In case someone wants to use the integral of the standard normal cdf to answer this question it is shown following,
$$ \int\Phi_{N(0,1)}(x) = x\Phi_{N(0,1)}(x) - \int x\Phi^{'}_{N(0,1)}(x)dx $$
and here is my failed attempt to convert it to work as the lognormal equivalent,
> # define function to integrate N(0,1) CDF
> int_LN_CDF = function(x, mu, sigma){
+ # transform to lognormal RV
+ y = (log(x) - mu)/sigma
+ # integral of standard normal cdf
+ y*pnorm(y) + 1/sqrt(2*pi)*exp(-(y^2)/2)
+ }
> # set arbitary values of mu and sigma
> mu = log(2); sigma = 0.4
> # test function against numerical approach
> int_LN_CDF(2, mu, sigma) - int_LN_CDF(1, mu, sigma)
[1] 0.3820694
> integrate(function(y) pnorm(y, mu, sigma), lower = 1, upper = 2)
[1] 0.9491263 with absolute error < 1.1e-14
Any help or guidance would be appreciated.
Thanks
You can use a similar approach as for the standard normal distribution used here solving/approximating integral of standard normal cdf.

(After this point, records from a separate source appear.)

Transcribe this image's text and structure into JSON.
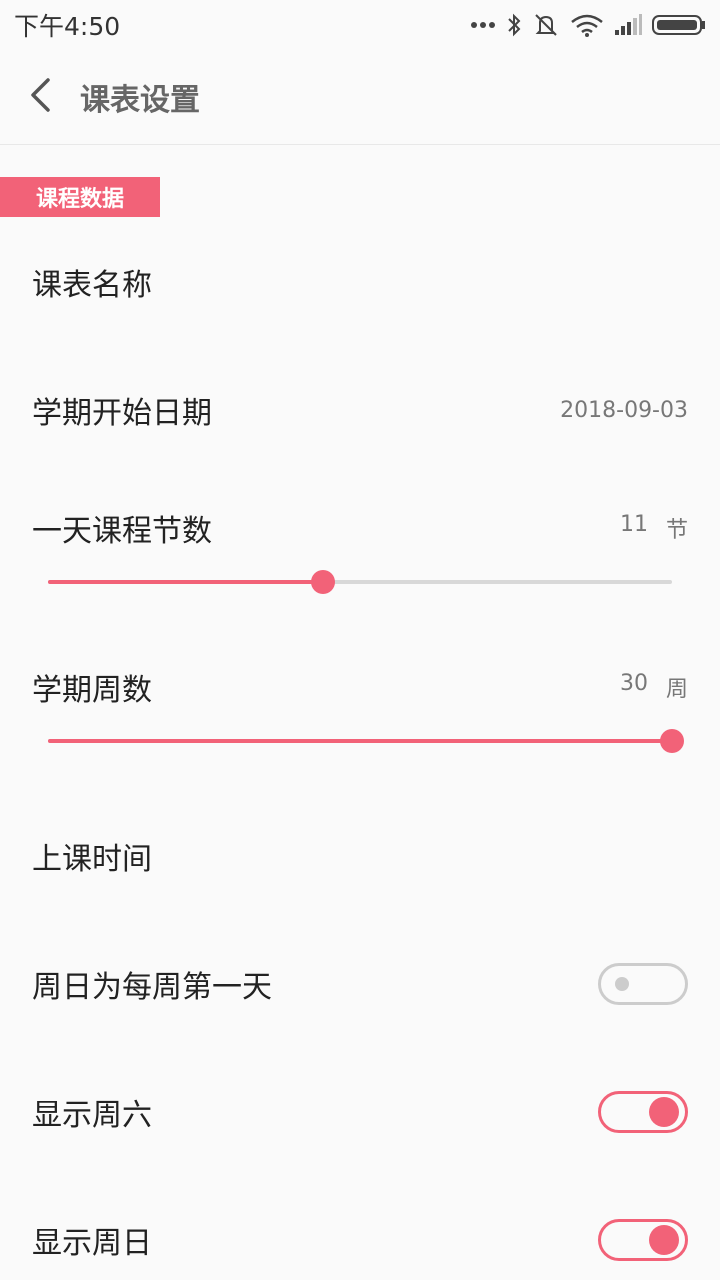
{
  "status_bar": {
    "time": "下午4:50",
    "icons": [
      "more-dots-icon",
      "bluetooth-icon",
      "mute-icon",
      "wifi-icon",
      "signal-icon",
      "battery-icon"
    ]
  },
  "header": {
    "back_icon": "chevron-left-icon",
    "title": "课表设置"
  },
  "section": {
    "tag": "课程数据"
  },
  "settings": {
    "schedule_name": {
      "label": "课表名称"
    },
    "start_date": {
      "label": "学期开始日期",
      "value": "2018-09-03"
    },
    "lessons_per_day": {
      "label": "一天课程节数",
      "value": "11",
      "unit": "节",
      "slider_fraction": 0.44
    },
    "weeks": {
      "label": "学期周数",
      "value": "30",
      "unit": "周",
      "slider_fraction": 1.0
    },
    "class_time": {
      "label": "上课时间"
    },
    "sunday_first": {
      "label": "周日为每周第一天",
      "enabled": false
    },
    "show_saturday": {
      "label": "显示周六",
      "enabled": true
    },
    "show_sunday": {
      "label": "显示周日",
      "enabled": true
    }
  },
  "colors": {
    "accent": "#f26278",
    "track": "#d8d8d8",
    "toggle_off": "#cccccc"
  }
}
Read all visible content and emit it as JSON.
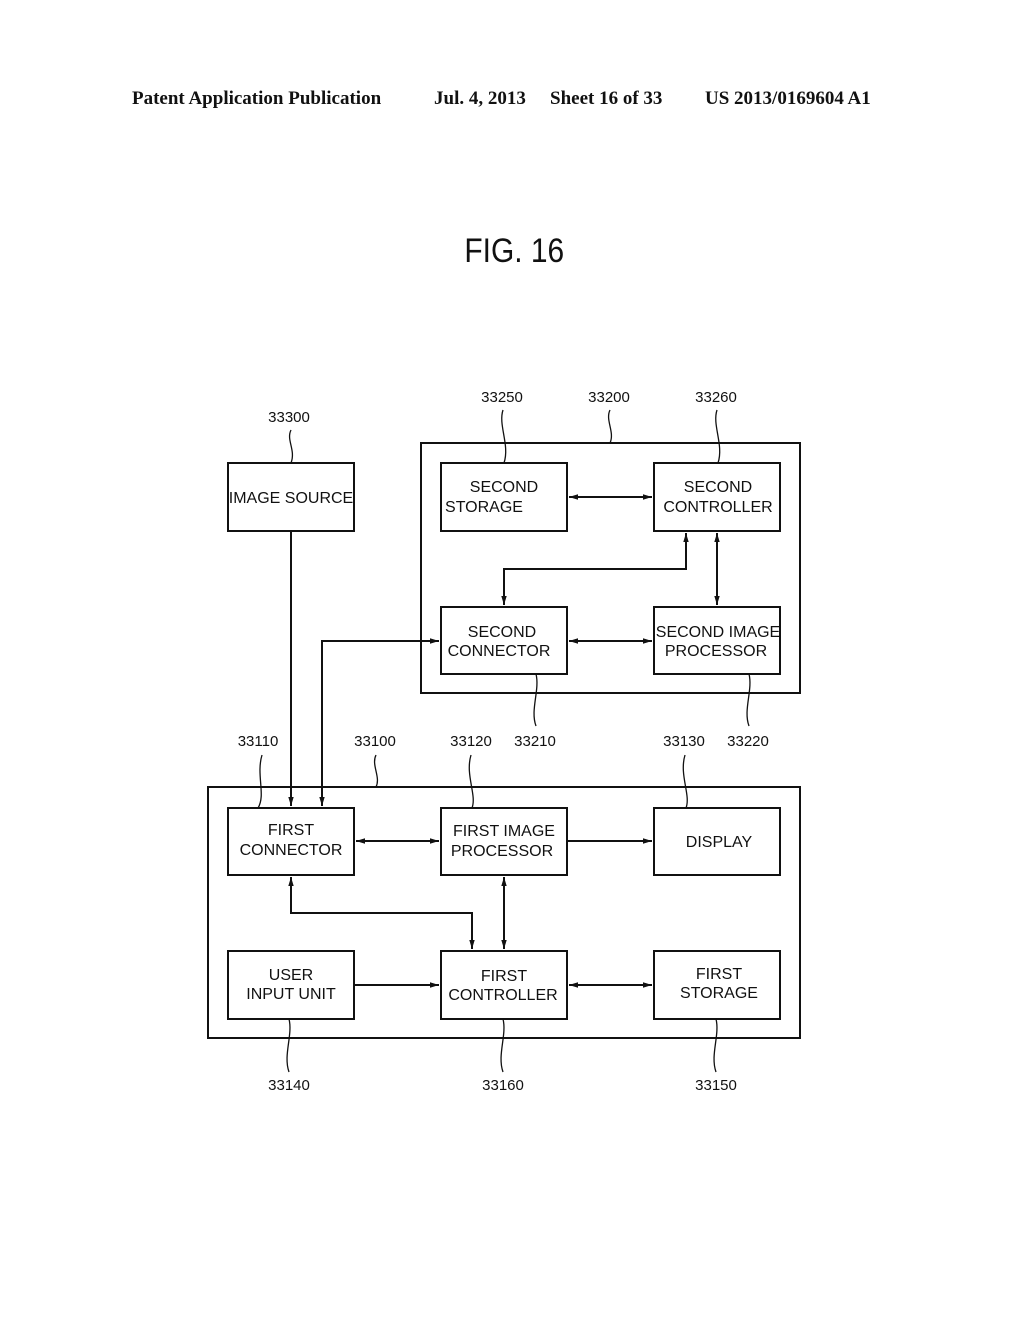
{
  "header": {
    "publication": "Patent Application Publication",
    "date": "Jul. 4, 2013",
    "sheet": "Sheet 16 of 33",
    "number": "US 2013/0169604 A1"
  },
  "figure": {
    "title": "FIG. 16",
    "blocks": {
      "image_source": {
        "lines": [
          "IMAGE SOURCE"
        ],
        "ref": "33300"
      },
      "second_device": {
        "ref": "33200"
      },
      "second_storage": {
        "lines": [
          "SECOND",
          "STORAGE"
        ],
        "ref": "33250"
      },
      "second_controller": {
        "lines": [
          "SECOND",
          "CONTROLLER"
        ],
        "ref": "33260"
      },
      "second_connector": {
        "lines": [
          "SECOND",
          "CONNECTOR"
        ],
        "ref": "33210"
      },
      "second_image_processor": {
        "lines": [
          "SECOND IMAGE",
          "PROCESSOR"
        ],
        "ref": "33220"
      },
      "first_device": {
        "ref": "33100"
      },
      "first_connector": {
        "lines": [
          "FIRST",
          "CONNECTOR"
        ],
        "ref": "33110"
      },
      "first_image_processor": {
        "lines": [
          "FIRST IMAGE",
          "PROCESSOR"
        ],
        "ref": "33120"
      },
      "display": {
        "lines": [
          "DISPLAY"
        ],
        "ref": "33130"
      },
      "user_input_unit": {
        "lines": [
          "USER",
          "INPUT UNIT"
        ],
        "ref": "33140"
      },
      "first_controller": {
        "lines": [
          "FIRST",
          "CONTROLLER"
        ],
        "ref": "33160"
      },
      "first_storage": {
        "lines": [
          "FIRST",
          "STORAGE"
        ],
        "ref": "33150"
      }
    },
    "connections": [
      {
        "from": "image_source",
        "to": "first_connector",
        "direction": "one-way"
      },
      {
        "from": "second_connector",
        "to": "first_connector",
        "direction": "bidirectional"
      },
      {
        "from": "second_storage",
        "to": "second_controller",
        "direction": "bidirectional"
      },
      {
        "from": "second_controller",
        "to": "second_connector",
        "direction": "bidirectional"
      },
      {
        "from": "second_controller",
        "to": "second_image_processor",
        "direction": "bidirectional"
      },
      {
        "from": "second_connector",
        "to": "second_image_processor",
        "direction": "bidirectional"
      },
      {
        "from": "first_connector",
        "to": "first_image_processor",
        "direction": "bidirectional"
      },
      {
        "from": "first_image_processor",
        "to": "display",
        "direction": "one-way"
      },
      {
        "from": "first_connector",
        "to": "first_controller",
        "direction": "bidirectional"
      },
      {
        "from": "first_image_processor",
        "to": "first_controller",
        "direction": "bidirectional"
      },
      {
        "from": "user_input_unit",
        "to": "first_controller",
        "direction": "one-way"
      },
      {
        "from": "first_controller",
        "to": "first_storage",
        "direction": "bidirectional"
      }
    ]
  }
}
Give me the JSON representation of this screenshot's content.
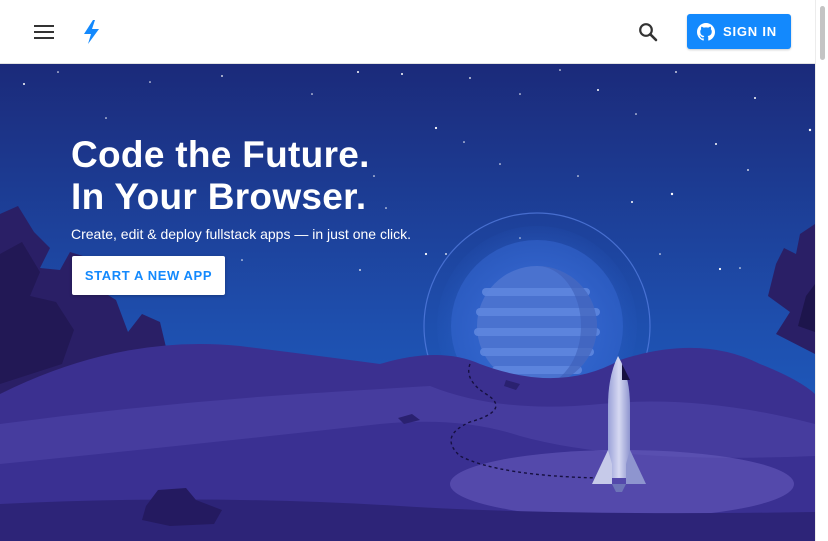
{
  "header": {
    "menu_icon": "hamburger-menu-icon",
    "logo_icon": "lightning-bolt-icon",
    "search_icon": "search-icon",
    "signin_icon": "github-icon",
    "signin_label": "SIGN IN"
  },
  "hero": {
    "headline_line1": "Code the Future.",
    "headline_line2": "In Your Browser.",
    "tagline": "Create, edit & deploy fullstack apps — in just one click.",
    "cta_label": "START A NEW APP"
  },
  "colors": {
    "accent": "#1389fd",
    "sky_top": "#1b2a7a",
    "sky_bottom": "#1e63c8",
    "ground": "#3d3593"
  }
}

I'll denote by $\Phi$ and $\varphi$ the distribution and density function of the standard normal distribution - the general case should be feasible from there. The distribution function of the log-normal distribution is then $F(x) = \Phi(\log(x))$. Starting with \begin{align} \frac{d}{dx} xF(x) = F(x) + \varphi(\log(x)) \end{align} we need to find a function $L(x)$ such that $\frac{d}{dx} L(x) = -\varphi(\log(x))$. Then we can finally define $I(x) = xF(x) + L(x)$ with $\frac{d}{dx} I(x) = F(x)$ which is what you are looking for. Finding $L$ is not straight forward - so I asked Wolfram Alpha for help. With $L(x) = \frac{1}{2 e^{-0.5}} \mbox{erf} ((1-\log(x)) / \sqrt{2})$, where $\mbox{erf}$ is the error function \begin{align} \mbox{erf}(x) = \frac{2}{\sqrt{\pi}} \int_0^x e^{-t^2} dt \end{align} you should get your result.
Edit: to make my suggestion in the comment concerning the general case more explicit I suggest to look at \begin{align} L(x) = \frac{1}{2}e^{(\mu+\sigma^2/2)}\mbox{erf}\left(\left(\sigma - \frac{\log(x)-\mu}{\sigma}\right)/\sqrt{2}\right). \end{align} With $\frac{d}{dx}\mbox{erf}(x) = \frac{2}{\sqrt{\pi}}e^{-x²}$ we then get \begin{align} \frac{d}{dx} L(x) &= -\frac{1}{2}e^{(\mu+\sigma^2/2)}\frac{2}{\sqrt{\pi}}e^{-\frac{1}{2}\left(\sigma - \frac{\log(x)-\mu}{\sigma}\right)^2}\frac{1}{x\sigma\sqrt{2}}\\ &= -\frac{1}{x\sigma\sqrt{2\pi}}e^{(\mu+\sigma^2/2)}e^{-\frac{1}{2}\left(\sigma^2 + \left(\frac{\log(x)-\mu}{\sigma}\right)^2 - 2(\log(x)-\mu)\right)}\\ &= -\frac{1}{x\sigma\sqrt{2\pi}}e^{(\mu+\sigma^2/2)}e^{-\frac{1}{2}\sigma^2}e^{-\frac{1}{2}\left(\frac{\log(x)-\mu}{\sigma}\right)^2}e^{\log(x)}e^{-\mu}\\ &= -\frac{1}{\sigma\sqrt{2\pi}}e^{-\frac{1}{2}\left(\frac{\log(x)-\mu}{\sigma}\right)^2}\\ &= -\frac{1}{\sigma}\varphi\left(\frac{\log(x)-\mu}{\sigma}\right). \end{align} Turning back to the general problem with $F_{\mu,\sigma}(x) = \Phi\left(\frac{\log(x)-\mu}{\sigma}\right)$ we now go on defining $I(x) = xF_{\mu,\sigma}(x) + L(x)$ to get \begin{align} \frac{d}{dx}I(x) &= F_{\mu,\sigma}(x) + xf_{\mu,\sigma}(x) - \frac{1}{\sigma }\varphi\left(\frac{\log(x)-\mu}{\sigma}\right)\\ &= F_{\mu,\sigma}(x), \end{align} i.e. $I(x)$ is the anti-derivative of $F_{\mu,\sigma}(x)$.